# 1970s Gheenoe Lowsider restoration



## Damon (Mar 24, 2014)

To give you an idea at how skinny a lowsider goes, here is a clip avoiding stumps on the Hillsborough River:

http://www.youtube.com/watch?v=t8fm2LnEZH8

Minn Kota 34/36, group 24 everlast.


----------



## Damon (Mar 24, 2014)

oh yeah, this is a fishing forum...

small craft advisory on the bay today...i wanted to fish weedon island! was rewarded with dinner.










I love minn kota









Did someone say skinny water?


----------



## iFly (Mar 9, 2010)

Wow... what a beauty!


----------



## Damon (Mar 24, 2014)

Thanks! I'm loving this boat. I probably have close to 100 hours on it already. I just got a better battery and a brand new merc, so now I don't have a 3-4 mile round trip limit.

I need to figure out how to front mount the trolling motor on a budget if possible. Any of you have a specific part from home depot that might help?

Here a couple new pics:


----------



## Gators52__20 (Dec 31, 2012)

Nice boat!


----------



## DuckNut (Apr 3, 2009)

Great job on the restore.

Carry a 3 gallon can of gas with you and you can expand your fishing area/time.

PS: Been in that lagoon many times and every time I say that I will never go back as I personally have never caught anything, nor have I heard of anyone catch anything in there (I did see a few catch once) - BUT it sure looks fishy. Let me know how you do.


----------



## WhiteDog70810 (May 6, 2008)

> Thanks! I'm loving this boat. I probably have close to 100 hours on it already. I just got a better battery and a brand new merc, so now I don't have a 3-4 mile round trip limit.
> 
> I need to figure out how to front mount the trolling motor on a budget if possible.
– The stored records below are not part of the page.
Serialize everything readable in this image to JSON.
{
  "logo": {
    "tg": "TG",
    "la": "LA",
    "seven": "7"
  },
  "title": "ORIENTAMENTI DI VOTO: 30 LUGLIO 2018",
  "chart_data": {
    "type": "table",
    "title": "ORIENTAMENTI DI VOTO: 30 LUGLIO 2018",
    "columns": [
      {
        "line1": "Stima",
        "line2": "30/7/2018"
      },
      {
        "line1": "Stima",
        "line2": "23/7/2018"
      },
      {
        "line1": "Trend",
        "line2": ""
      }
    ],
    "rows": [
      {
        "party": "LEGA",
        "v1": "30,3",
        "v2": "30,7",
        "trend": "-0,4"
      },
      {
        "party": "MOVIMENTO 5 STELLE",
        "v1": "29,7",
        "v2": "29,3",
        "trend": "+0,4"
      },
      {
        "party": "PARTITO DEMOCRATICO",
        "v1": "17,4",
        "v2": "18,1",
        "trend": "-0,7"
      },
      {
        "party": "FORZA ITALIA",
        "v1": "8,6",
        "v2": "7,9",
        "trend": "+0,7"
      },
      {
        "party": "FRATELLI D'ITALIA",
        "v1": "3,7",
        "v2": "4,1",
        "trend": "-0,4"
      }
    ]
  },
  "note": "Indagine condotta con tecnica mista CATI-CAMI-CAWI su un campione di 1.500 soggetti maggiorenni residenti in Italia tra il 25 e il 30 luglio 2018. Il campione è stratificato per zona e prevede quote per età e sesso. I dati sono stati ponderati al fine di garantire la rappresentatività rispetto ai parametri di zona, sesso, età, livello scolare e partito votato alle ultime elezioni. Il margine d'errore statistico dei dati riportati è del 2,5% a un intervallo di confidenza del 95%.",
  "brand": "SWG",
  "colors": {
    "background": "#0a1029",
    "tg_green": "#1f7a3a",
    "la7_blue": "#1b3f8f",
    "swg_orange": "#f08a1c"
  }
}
Any of you have a specific part from home depot that might help?
> 
> Here a couple new pics:


You could homebrew a mount by bolting a 4x4x1/4" piece of aluminum angle stock across the bow with a piece of cutting board for a clamping pad, BUT it makes more sense to just get one from ShallowWaterSolutions. Anytide is the owner and an active member of the forum. He's a good dude, he makes good stuff, his prices are fair and he makes many variations of a birdsail TM mount.

Nate


----------



## noeettica (Sep 23, 2007)

Great little motor great little boat ... Lowsiders are in a class by themselves !


----------



## Damon (Mar 24, 2014)

That shallow water solutions mount looks perfect. I think that's what I'll get. Thanks!

I just saw that Harley passed this April.  I think this is one of the first boats he built. I have some pieces of the original plastic coast guard rating etched with an electric pencil.


----------



## noeettica (Sep 23, 2007)

DUDE ! 

That's suitable for framing !!!

Want to sell it ?


----------



## Damon (Mar 24, 2014)

no way. Yesterday one of the original "gheenoe" logos broke in half, so now it just says "ghee" on one side.

https://www.youtube.com/watch?v=igjrHpqMnV0

Motor is broken in! It tops out at 16mph with a single person.


----------



## Damon (Mar 24, 2014)

It moves nicely:
https://www.youtube.com/watch?v=em6j2yeEqWM


----------



## Damon (Mar 24, 2014)

So I demo'd an lt25 today...it goes 17mph with my 6hp. I think I'll be moving to either a lt25 or a classic very soon. I love the lowsider, but I'm just asking way too much of it.

Here's how she looks all rigged up though:









I love this boat. Incredibly stable and has done everything I've asked of it.


----------